The Lubavitcher Rebbe explains the deeper significance of this story:

The Torah is G‑d’s blueprint for creation, and the channel via which all of creation’s vitality and sustenance flows from Above. So everything in our world, from the loftiest spiritual blessings to the mundane wealth that comes in the form of gold coins, is facilitated by the Torah. But our world is an alma d’shikra, a place of concealment and deception. Things reach us but their source remains hidden; we see the result but have, at best, only a distorted perception of its cause. In our reality, it is possible that while Torah is the source of all the gold in the universe, one whose life is devoted to Torah may apparently suffer poverty, while one who abandons Torah may apparently acquire riches.

That is our world. The future world of Moshiach, however, is a world of truth. A world in which the hand is visible within the glove, the cause is evident in the effect, and the source of everything is revealed without distortion. In the World to Come, it is plainly visible that even physical gold flows from the headwaters of Torah.

Rabbi Shimon bar Yochai inhabited that future reality. His disciples, however, still lived in the present world.

Rabbi Shimon’s disciples were disturbed when the reality they experienced was at odds with the truth as they knew it. It troubled them that a colleague who forsook the study of Torah became wealthy, while they, who pursued it day and night, suffered poverty—despite the fact that they knew that Torah is the conduit of all worldly blessings.

So Rabbi Shimon bar Yochai granted them a glimpse of the World to Come. He showed them the world that he inhabited every moment of his life. And if they could not inhabit and access it themselves, at least they would behold it.


Each year on Lag BaOmer, we are drawn into the orbit of Rabbi Shimon’s futuristic world.

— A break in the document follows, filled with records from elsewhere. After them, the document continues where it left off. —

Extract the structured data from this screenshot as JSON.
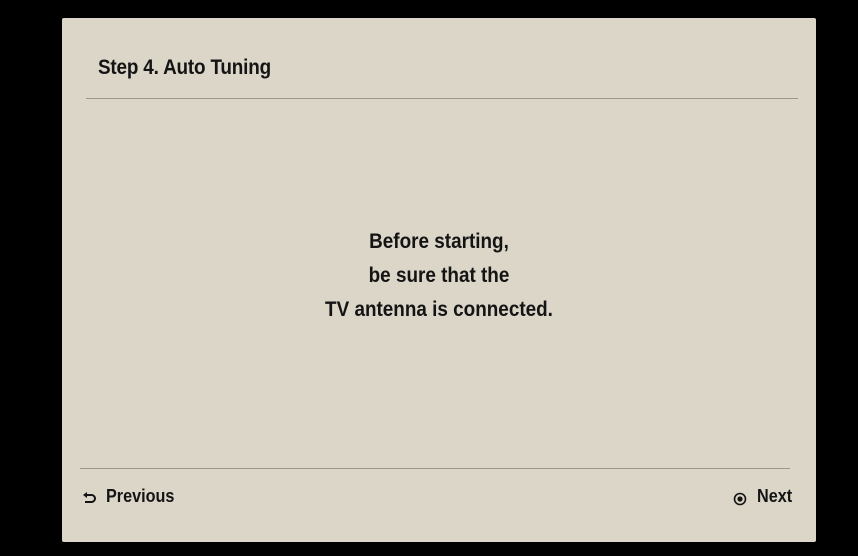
{
  "dialog": {
    "title": "Step 4. Auto Tuning",
    "message_lines": [
      "Before starting,",
      "be sure that the",
      "TV antenna is connected."
    ]
  },
  "footer": {
    "previous_label": "Previous",
    "previous_icon": "return-arrow-icon",
    "next_label": "Next",
    "next_icon": "ok-button-icon"
  },
  "colors": {
    "background": "#000000",
    "panel": "#dbd6c8",
    "text": "#141414",
    "divider": "#9b988f"
  }
}
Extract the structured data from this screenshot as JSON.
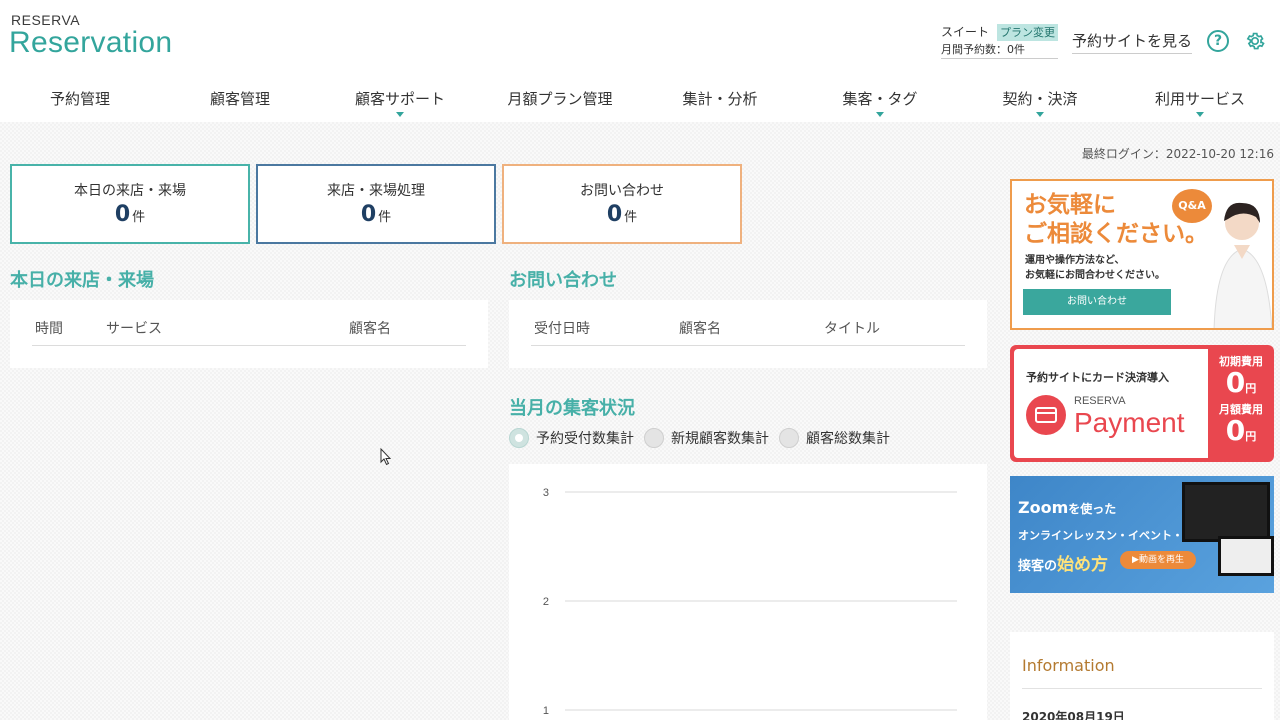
{
  "header": {
    "brand_small": "RESERVA",
    "brand_large": "Reservation",
    "plan_name": "スイート",
    "plan_change_label": "プラン変更",
    "plan_count": "月間予約数：0件",
    "view_site_label": "予約サイトを見る",
    "help_icon": "question-circle-icon",
    "settings_icon": "gear-icon",
    "help_glyph": "?"
  },
  "nav": {
    "items": [
      {
        "label": "予約管理",
        "has_dropdown": false
      },
      {
        "label": "顧客管理",
        "has_dropdown": false
      },
      {
        "label": "顧客サポート",
        "has_dropdown": true
      },
      {
        "label": "月額プラン管理",
        "has_dropdown": false
      },
      {
        "label": "集計・分析",
        "has_dropdown": false
      },
      {
        "label": "集客・タグ",
        "has_dropdown": true
      },
      {
        "label": "契約・決済",
        "has_dropdown": true
      },
      {
        "label": "利用サービス",
        "has_dropdown": true
      }
    ]
  },
  "last_login": "最終ログイン：2022-10-20 12:16",
  "stats": [
    {
      "label": "本日の来店・来場",
      "value": "0",
      "unit": "件"
    },
    {
      "label": "来店・来場処理",
      "value": "0",
      "unit": "件"
    },
    {
      "label": "お問い合わせ",
      "value": "0",
      "unit": "件"
    }
  ],
  "today_visits": {
    "title": "本日の来店・来場",
    "columns": [
      "時間",
      "サービス",
      "顧客名"
    ]
  },
  "inquiries": {
    "title": "お問い合わせ",
    "columns": [
      "受付日時",
      "顧客名",
      "タイトル"
    ]
  },
  "monthly": {
    "title": "当月の集客状況",
    "options": [
      "予約受付数集計",
      "新規顧客数集計",
      "顧客総数集計"
    ],
    "selected": "予約受付数集計"
  },
  "chart_data": {
    "type": "line",
    "categories": [],
    "series": [],
    "yticks": [
      "3",
      "2",
      "1"
    ],
    "ylim": [
      1,
      3
    ],
    "grid": true,
    "title": "",
    "xlabel": "",
    "ylabel": ""
  },
  "banners": {
    "qa": {
      "line1": "お気軽に",
      "line2": "ご相談ください。",
      "sub1": "運用や操作方法など、",
      "sub2": "お気軽にお問合わせください。",
      "button": "お問い合わせ",
      "badge": "Q&A"
    },
    "payment": {
      "title": "予約サイトにカード決済導入",
      "brand_small": "RESERVA",
      "brand_large": "Payment",
      "initial_label": "初期費用",
      "monthly_label": "月額費用",
      "zero": "0",
      "yen": "円"
    },
    "zoom": {
      "t1a": "Zoom",
      "t1b": "を使った",
      "t2": "オンラインレッスン・イベント・",
      "t3a": "接客の",
      "t3b": "始め方",
      "play": "▶動画を再生"
    }
  },
  "information": {
    "title": "Information",
    "date": "2020年08月19日"
  }
}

Here is another story that the Rebbe would often repeat to illustrate this point. The great Kabbalist Rabbi Isaac Luria (“The Holy Ari,” 1534–1572) had a disciple by the name of Rabbi Avraham HaLevi. This disciple had a custom to recite the Nachem prayer every day. Nachem is a prayer that speaks of the destruction of the Holy Temple and the resultant galut, and beseeches G‑d to comfort His grieving nation, rebuild the Temple and restore His revealed presence amongst us. Nachem is recited once a year—as part of the afternoon prayers on the Ninth of Av, the day on which the Temple was destroyed. Rabbi Abraham, however, so keenly felt the pain of the destruction and the exile that he recited this once-a-year prayer every day.

Since Rabbi Abraham recited Nachem every day of the year, he also recited it on Lag BaOmer. This got him into trouble. One day, Rabbi Isaac summoned his disciple and said to him: “Rabbi Shimon bar Yochai appeared to me and instructed me: ‘Say to this man: Why do you recite Nachem on the day of my joy?’”

The chassidic masters explain that on the day of a person’s passing, “all his deeds, teachings and accomplishments” attain their ultimate state of fulfillment and realization. Thus—explains the Rebbe—Rabbi Abraham was rebuked for mourning the galut on Lag BaOmer. On this, the culminating day of Rabbi Shimon bar Yochai’s life, the day on which Rabbi Shimon’s influence predominates, it is within our power to share Rabbi Shimon’s reality of a redeemed and perfected world.


And what of my delightful little oxymoron?

Yet the Talmud insists that “in the place that a person’s mind resides, that is where he is.” So “living in the future” need not be a contradiction in terms after all—if that’s where you are.